Utilize space forever
Also hungry to see SpaceShipTwo’s rollout and a successful shakedown of the WhiteKnightTwo/SpaceShipTwo combo is Steve Landeene, Executive Director of New Mexico’s Spaceport America — the home launch site for Virgin Galactic’s commercial operations.
“The rollout symbolizes the reality of commercial space and the next era of space exploration, experimentation, and transportation,” said Steve Landeene, executive director of Spaceport America.
From Landeene’s front-row view, Virgin Galactic’s flight test program and Spaceport America’s construction are running in parallel. In his estimation, that matching up of events “will culminate in what promises to change the world and how we access and utilize space forever.”

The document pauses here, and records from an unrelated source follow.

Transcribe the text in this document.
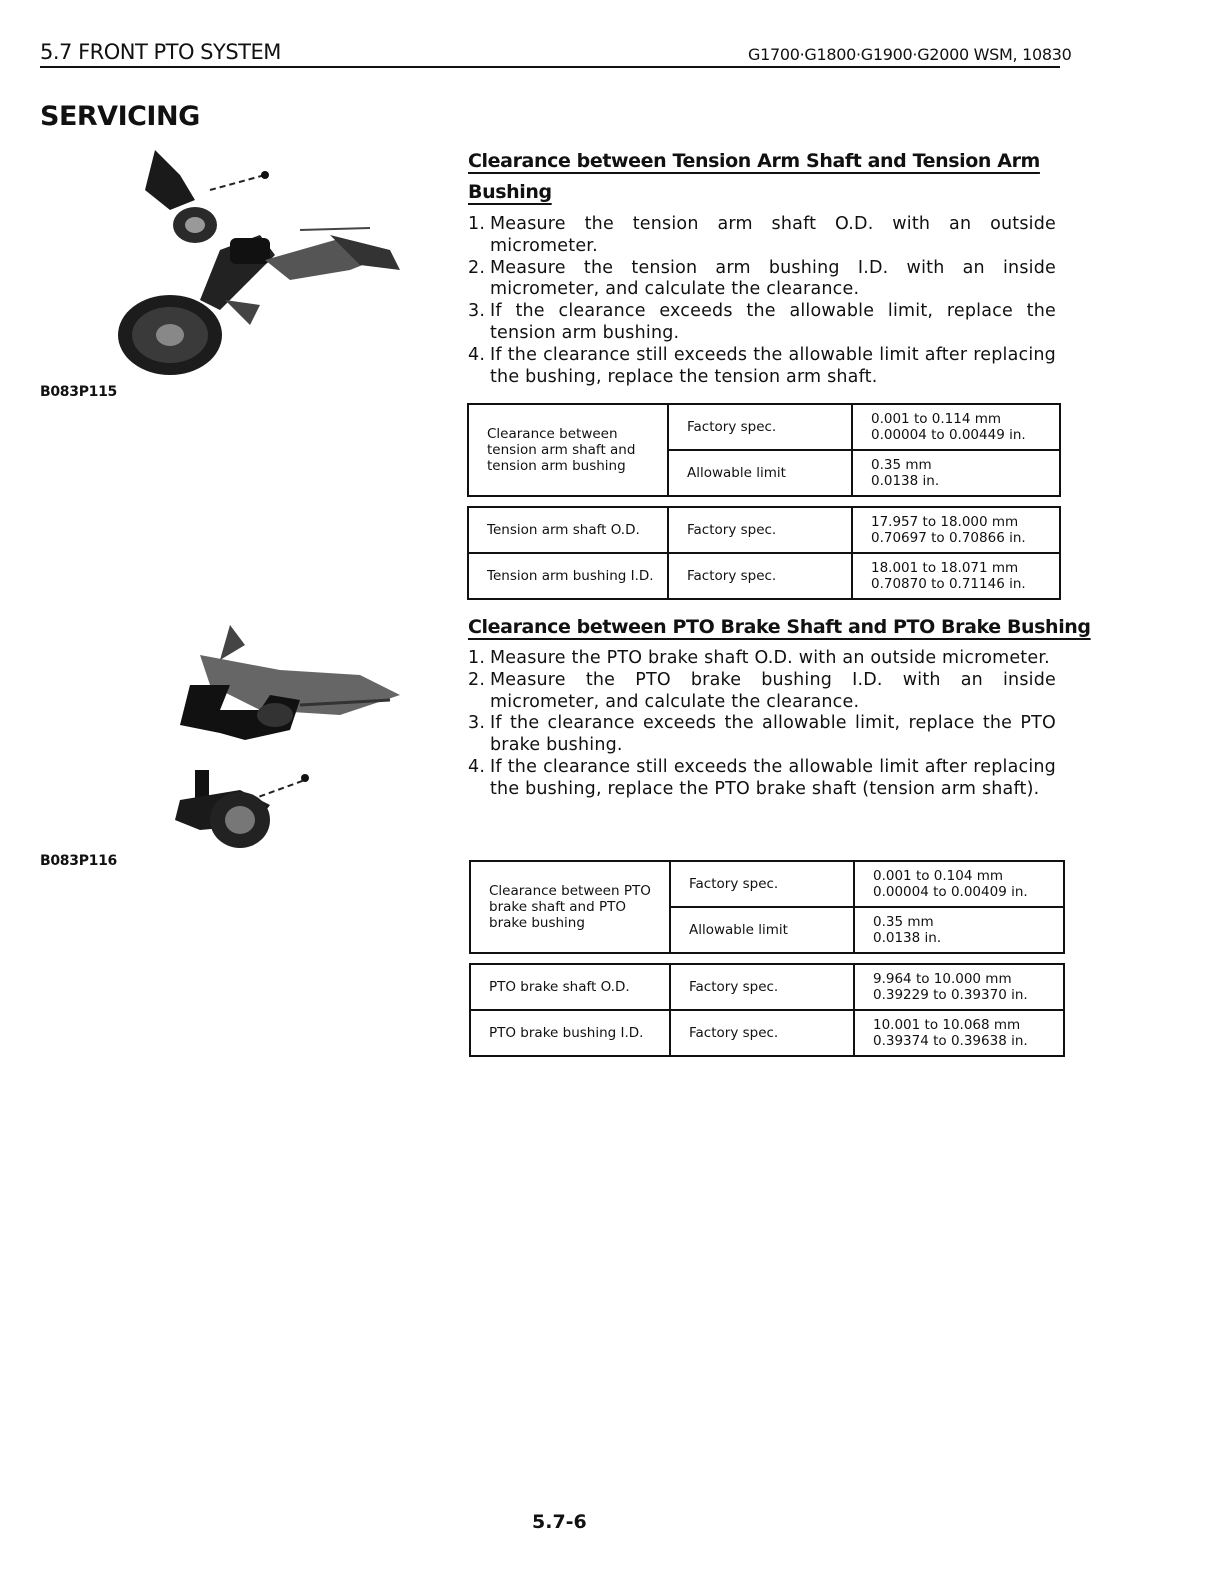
5.7 FRONT PTO SYSTEM	G1700·G1800·G1900·G2000 WSM, 10830
SERVICING
B083P115
B083P116
Clearance between Tension Arm Shaft and Tension Arm
Bushing
1. Measure the tension arm shaft O.D. with an outside micrometer.
2. Measure the tension arm bushing I.D. with an inside micrometer, and calculate the clearance.
3. If the clearance exceeds the allowable limit, replace the tension arm bushing.
4. If the clearance still exceeds the allowable limit after replacing the bushing, replace the tension arm shaft.
Clearance between tension arm shaft and tension arm bushing	Factory spec.	0.001 to 0.114 mm
0.00004 to 0.00449 in.
	Allowable limit	0.35 mm
0.0138 in.
Tension arm shaft O.D.	Factory spec.	17.957 to 18.000 mm
0.70697 to 0.70866 in.
Tension arm bushing I.D.	Factory spec.	18.001 to 18.071 mm
0.70870 to 0.71146 in.
Clearance between PTO Brake Shaft and PTO Brake Bushing
1. Measure the PTO brake shaft O.D. with an outside micrometer.
2. Measure the PTO brake bushing I.D. with an inside micrometer, and calculate the clearance.
3. If the clearance exceeds the allowable limit, replace the PTO brake bushing.
4. If the clearance still exceeds the allowable limit after replacing the bushing, replace the PTO brake shaft (tension arm shaft).
Clearance between PTO brake shaft and PTO brake bushing	Factory spec.	0.001 to 0.104 mm
0.00004 to 0.00409 in.
	Allowable limit	0.35 mm
0.0138 in.
PTO brake shaft O.D.	Factory spec.	9.964 to 10.000 mm
0.39229 to 0.39370 in.
PTO brake bushing I.D.	Factory spec.	10.001 to 10.068 mm
0.39374 to 0.39638 in.
5.7-6
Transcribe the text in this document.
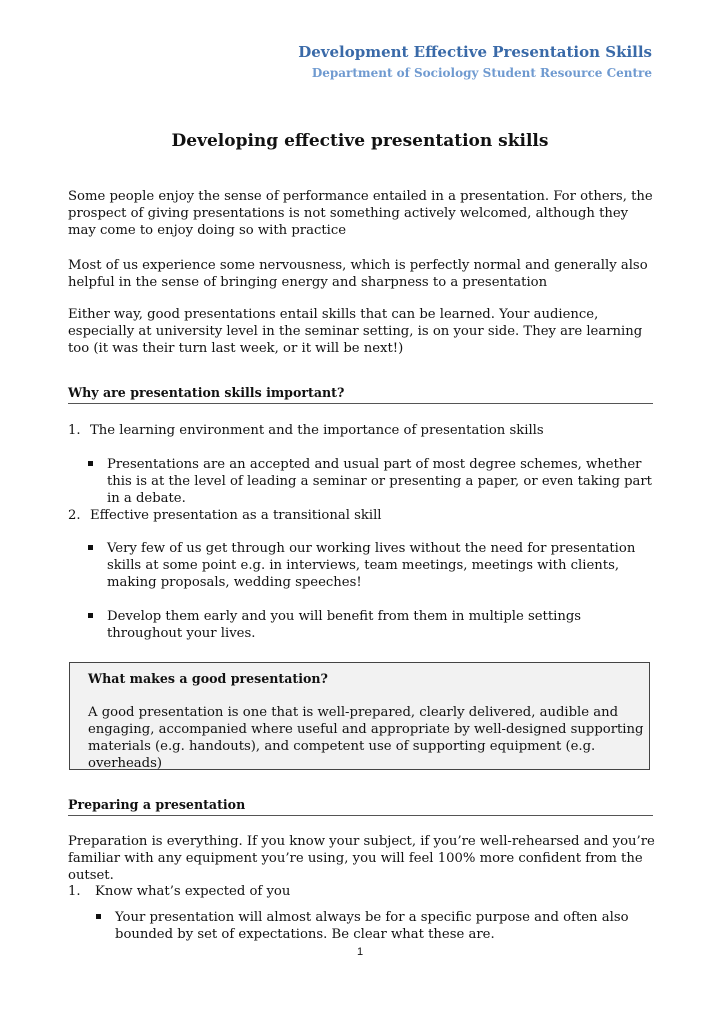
Development Effective Presentation Skills
Department of Sociology Student Resource Centre
Developing effective presentation skills

Some people enjoy the sense of performance entailed in a presentation. For others, the prospect of giving presentations is not something actively welcomed, although they may come to enjoy doing so with practice

Most of us experience some nervousness, which is perfectly normal and generally also helpful in the sense of bringing energy and sharpness to a presentation

Either way, good presentations entail skills that can be learned. Your audience, especially at university level in the seminar setting, is on your side. They are learning too (it was their turn last week, or it will be next!)

Why are presentation skills important?
1. The learning environment and the importance of presentation skills
Presentations are an accepted and usual part of most degree schemes, whether this is at the level of leading a seminar or presenting a paper, or even taking part in a debate.
2. Effective presentation as a transitional skill
Very few of us get through our working lives without the need for presentation skills at some point e.g. in interviews, team meetings, meetings with clients, making proposals, wedding speeches!
Develop them early and you will benefit from them in multiple settings throughout your lives.
What makes a good presentation?
A good presentation is one that is well-prepared, clearly delivered, audible and engaging, accompanied where useful and appropriate by well-designed supporting materials (e.g. handouts), and competent use of supporting equipment (e.g. overheads)
Preparing a presentation

Preparation is everything. If you know your subject, if you’re well-rehearsed and you’re familiar with any equipment you’re using, you will feel 100% more confident from the outset.

1. Know what’s expected of you
Your presentation will almost always be for a specific purpose and often also bounded by set of expectations. Be clear what these are.
1
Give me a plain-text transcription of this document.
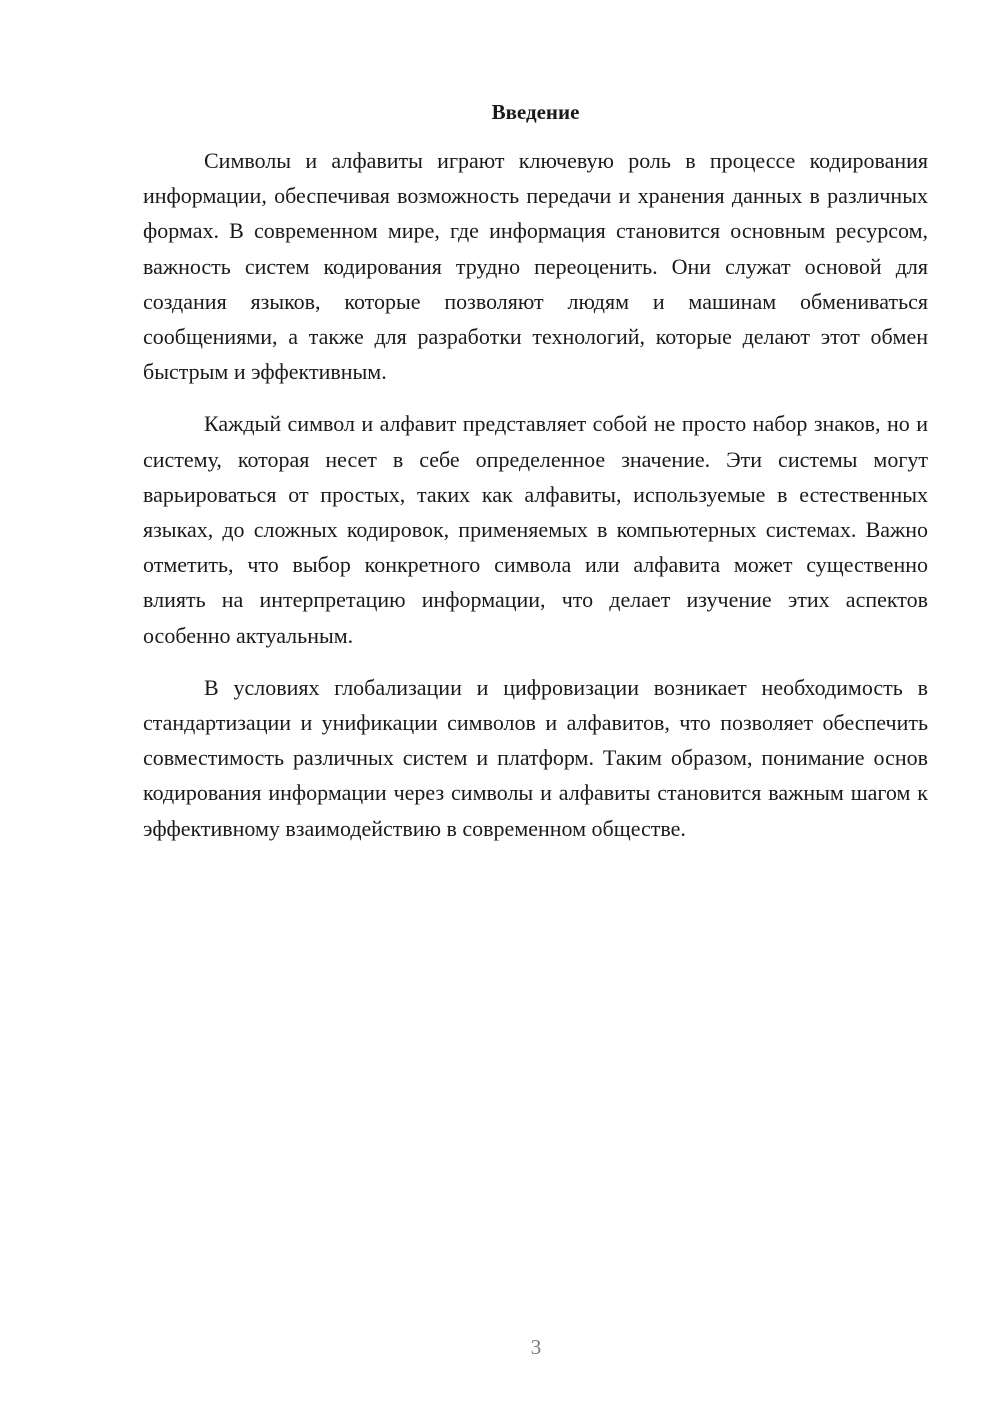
Введение

Символы и алфавиты играют ключевую роль в процессе кодирования информации, обеспечивая возможность передачи и хранения данных в различных формах. В современном мире, где информация становится основным ресурсом, важность систем кодирования трудно переоценить. Они служат основой для создания языков, которые позволяют людям и машинам обмениваться сообщениями, а также для разработки технологий, которые делают этот обмен быстрым и эффективным.

Каждый символ и алфавит представляет собой не просто набор знаков, но и систему, которая несет в себе определенное значение. Эти системы могут варьироваться от простых, таких как алфавиты, используемые в естественных языках, до сложных кодировок, применяемых в компьютерных системах. Важно отметить, что выбор конкретного символа или алфавита может существенно влиять на интерпретацию информации, что делает изучение этих аспектов особенно актуальным.

В условиях глобализации и цифровизации возникает необходимость в стандартизации и унификации символов и алфавитов, что позволяет обеспечить совместимость различных систем и платформ. Таким образом, понимание основ кодирования информации через символы и алфавиты становится важным шагом к эффективному взаимодействию в современном обществе.

3
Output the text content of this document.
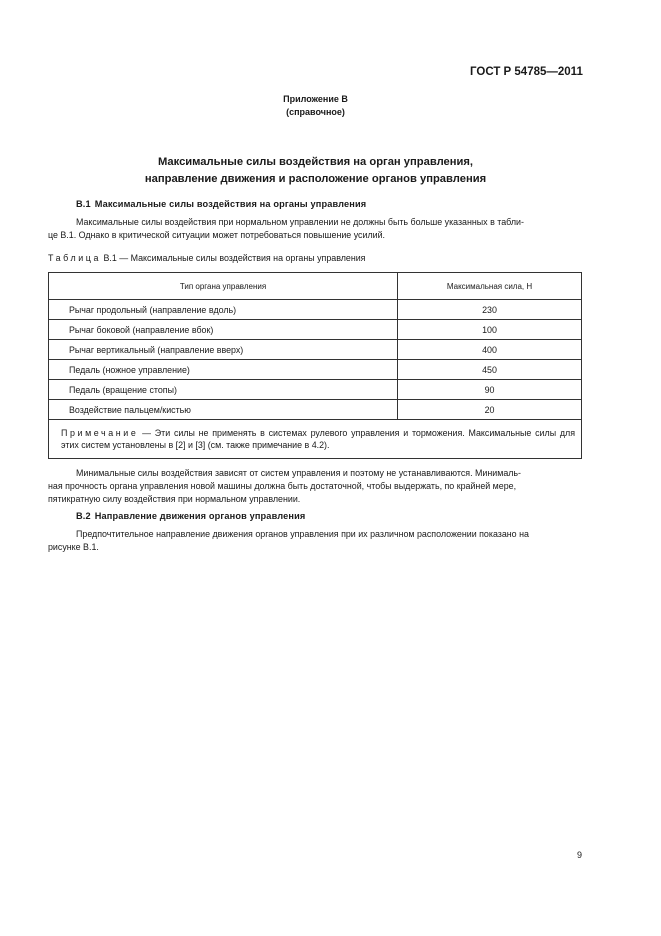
ГОСТ Р 54785—2011
Приложение В
(справочное)
Максимальные силы воздействия на орган управления,
направление движения и расположение органов управления
В.1 Максимальные силы воздействия на органы управления
Максимальные силы воздействия при нормальном управлении не должны быть больше указанных в табли-
це В.1. Однако в критической ситуации может потребоваться повышение усилий.
Таблица В.1 — Максимальные силы воздействия на органы управления
Тип органа управления	Максимальная сила, Н
Рычаг продольный (направление вдоль)	230
Рычаг боковой (направление вбок)	100
Рычаг вертикальный (направление вверх)	400
Педаль (ножное управление)	450
Педаль (вращение стопы)	90
Воздействие пальцем/кистью	20
Примечание — Эти силы не применять в системах рулевого управления и торможения. Максимальные силы для этих систем установлены в [2] и [3] (см. также примечание в 4.2).	
Минимальные силы воздействия зависят от систем управления и поэтому не устанавливаются. Минималь-
ная прочность органа управления новой машины должна быть достаточной, чтобы выдержать, по крайней мере,
пятикратную силу воздействия при нормальном управлении.
В.2 Направление движения органов управления
Предпочтительное направление движения органов управления при их различном расположении показано на
рисунке В.1.
9
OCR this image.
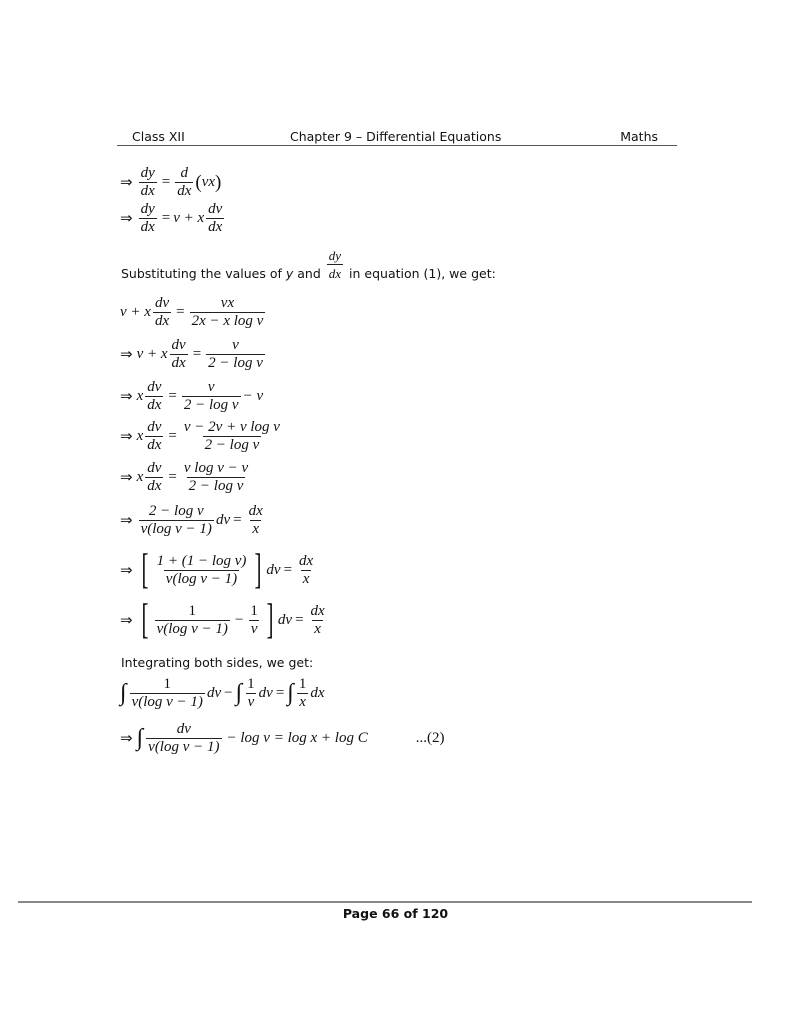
Class XII	Chapter 9 – Differential Equations	Maths
⇒ $\frac{dy}{dx} = \frac{d}{dx}$ ( vx )
⇒ $\frac{dy}{dx} = v + x \frac{dv}{dx}$
Substituting the values of
y
and
$\frac{dy}{dx}$
in equation (1), we get:
v + x $\frac{dv}{dx} = \frac{vx}{\text{2x − x log v}}$
⇒ v + x $\frac{dv}{dx} = \frac{v}{\text{2 − log v}}$
⇒ x $\frac{dv}{dx} = \frac{v}{\text{2 − log v}} - v$
⇒ x $\frac{dv}{dx} = \frac{\text{v − 2v + v log v}}{\text{2 − log v}}$
⇒ x $\frac{dv}{dx} = \frac{\text{v log v − v}}{\text{2 − log v}}$
⇒ $\frac{\text{2 − log v}}{\text{v(log v − 1)}}$ dv = $\frac{dx}{x}$
⇒ [ $\frac{\text{1 + (1 − log v)}}{\text{v(log v − 1)}}$ ] dv = $\frac{dx}{x}$
⇒ [ $\frac{1}{\text{v(log v − 1)}} - \frac{1}{v}$ ] dv = $\frac{dx}{x}$
Integrating both sides, we get:
∫ $\frac{1}{\text{v(log v − 1)}}$ dv − ∫ $\frac{1}{v}$ dv = ∫ $\frac{1}{x}$ dx
⇒ ∫ $\frac{dv}{\text{v(log v − 1)}} - \log v = \log x + \log C$	...(2)
Page 66 of 120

As captured in a 2005 Memorandum of Agreement, Landeene said, the vision of Richard Branson and New Mexico Governor Bill Richardson is now becoming real.
New paradigm in space access?
“Spaceport America is rapidly becoming reality in concert with Virgin Galactic’s flight test program,” Landeene said. As evidence, the 10,000-foot-long by 200-foot-wide concrete runway is to be finished by the summer of 2010 and ready for action. By the way, that runway apron is capable of taking on the landing of nearly any aircraft in the world.
Also, the contract to build Spaceport America’s Terminal/Hangar Facility that will house the operational offices of Virgin Galactic’s world headquarters has recently been awarded. That structure is projected to be complete by early 2011.
“This is bigger than space tourism,” added Landeene. “It is about the industrialization of space through development of unique and innovative ways to access space.”